Una delle foto «segnaletiche» che sono state affisse dai cittadini sui muri di viale Gramsci vicino alla farmacia. Ritrare uno degli spacciatori abituali della zona
Una delle foto «segnaletiche» che sono state affisse dai cittadini sui muri di viale Gramsci vicino alla farmacia. Ritrare uno degli spacciatori abituali della zona

Modena, 20 giugno 2017 - Manca soltanto la taglia sotto la foto e poi sembrerebbe il Far West. I volti dei ‘cattivi’ affissi ovunque per mettere in guardia i passanti e convincerli ad avvertire subito le autorità perché li catturino. Non siamo in una landa desolata e abbandonata, ma nella zona compresa tra viale Gramsci e l’R-Nord, area a due passi dal centro storico da anni al centro delle proteste dei residenti e di innumerevoli operazioni della polizia, a partire dai continui blitz in quella ‘piccola Amsterdam’ che risponde al nome di parco XXII aprile.

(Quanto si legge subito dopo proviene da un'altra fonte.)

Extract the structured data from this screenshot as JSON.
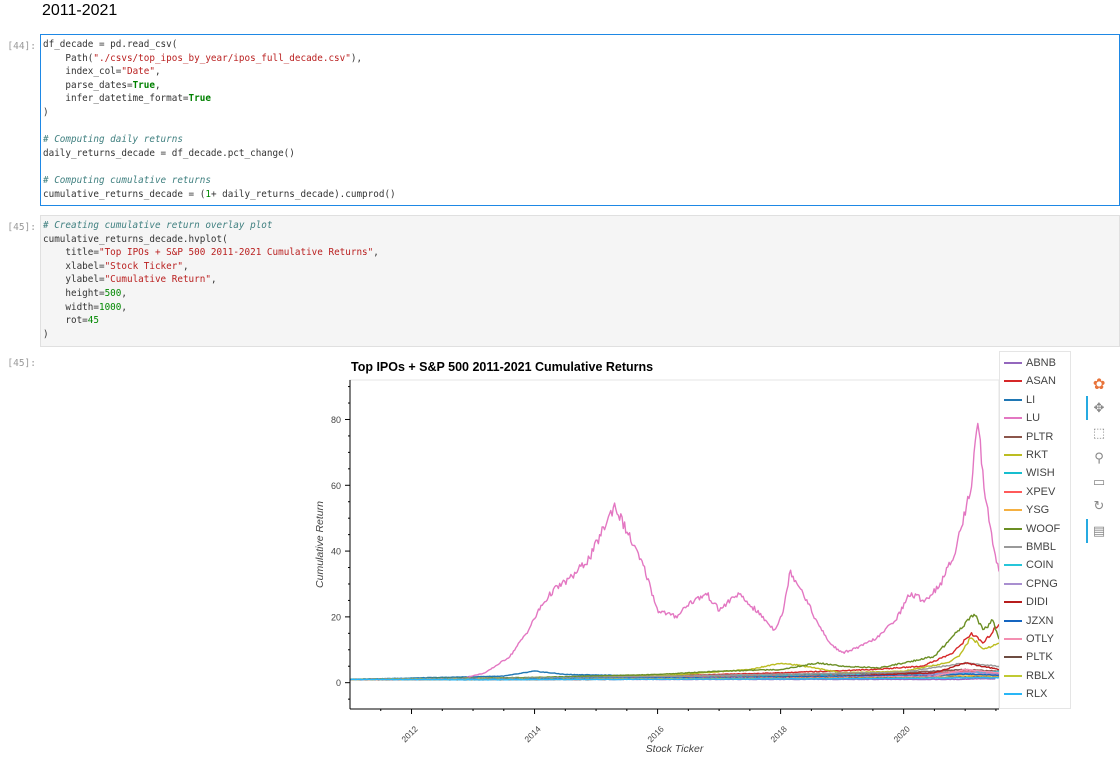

E le lamentele degli abitanti compongono una lista pressoché infinita di episodi: una settimana fa l’ultima segnalazione dei cittadini relativa al degrado insopportabile intorno al negozio etnico, a cui vanno aggiunti il mega-esposto da 300 firme di inizio anno, l’accampamento notturno di stranieri nei garage di viale Gramsci scoperto il mese scorso e una serie di denunce sulla presenza di pusher, prostituzione e bivacchi. Nulla è cambiato, così i residenti hanno deciso di alzare l’asticella della mobilitazione, promuovendo un’inedita e clamorosa azione di denuncia: fotografare gli spacciatori più noti che presidiano il parco XXII Aprile ed esporne gli scatti pubblicamente.

Gli abitanti hanno iniziato a tappezzare prima gli alberi, poi i fogli sono spuntati sulle panchine, ora i volti dei pusher - immortalati mentre trattano coi clienti - sono visibili nella bacheca davanti alla farmacia comunale in viale Gramsci e all’ingresso della lavanderia a gettoni. L’esasperazione dei modenesi che vivono in questo pezzo di città è ai livelli massimi, tanto da averli convinti ad appostarsi in incognito nelle vicinanze del parco per ‘rubare’ immagini di quelli che sono ormai conosciuti come i veri padroni del quartiere: pusher nordafricani che spesso finiscono in manette, ma che poi nel giro di pochi giorni riappaiono nuovamente sulle panchine in attesa dei clienti.

E le frasi sotto le foto segnaletiche sono emblematiche: «Questo è uno spacciatore di droga. Deve andare in galera». E ancora: «Vende hashish dall’ora di pranzo fino a tarda notte. Va messo dentro una volta per tutte». Del resto, la situazione al XXII Aprile è la stessa da anni, nonostante l’aumento dei controlli e gli sforzi dell’amministrazione. A metà mattina – come abbiamo verificato ieri di persona - il mercato della droga è già pienamente operativo: le vedette in azione lungo la strada per avvicinare i potenziali acquirenti e avvertire ‘i capi’ dell’eventuale arrivo delle forze dell’ordine, e gli spacciatori ‘titolari’ a spasso nel parco pronti a recuperare la droga nascosta tra i cespugli. La scelta è ampia e i prezzi trattabili. Tutto alla luce del giorno, tra i passanti che fanno finta di nulla accelerando il passo e i bambini che giocano nel prato, ignari di quello che sta accadendo intorno a loro.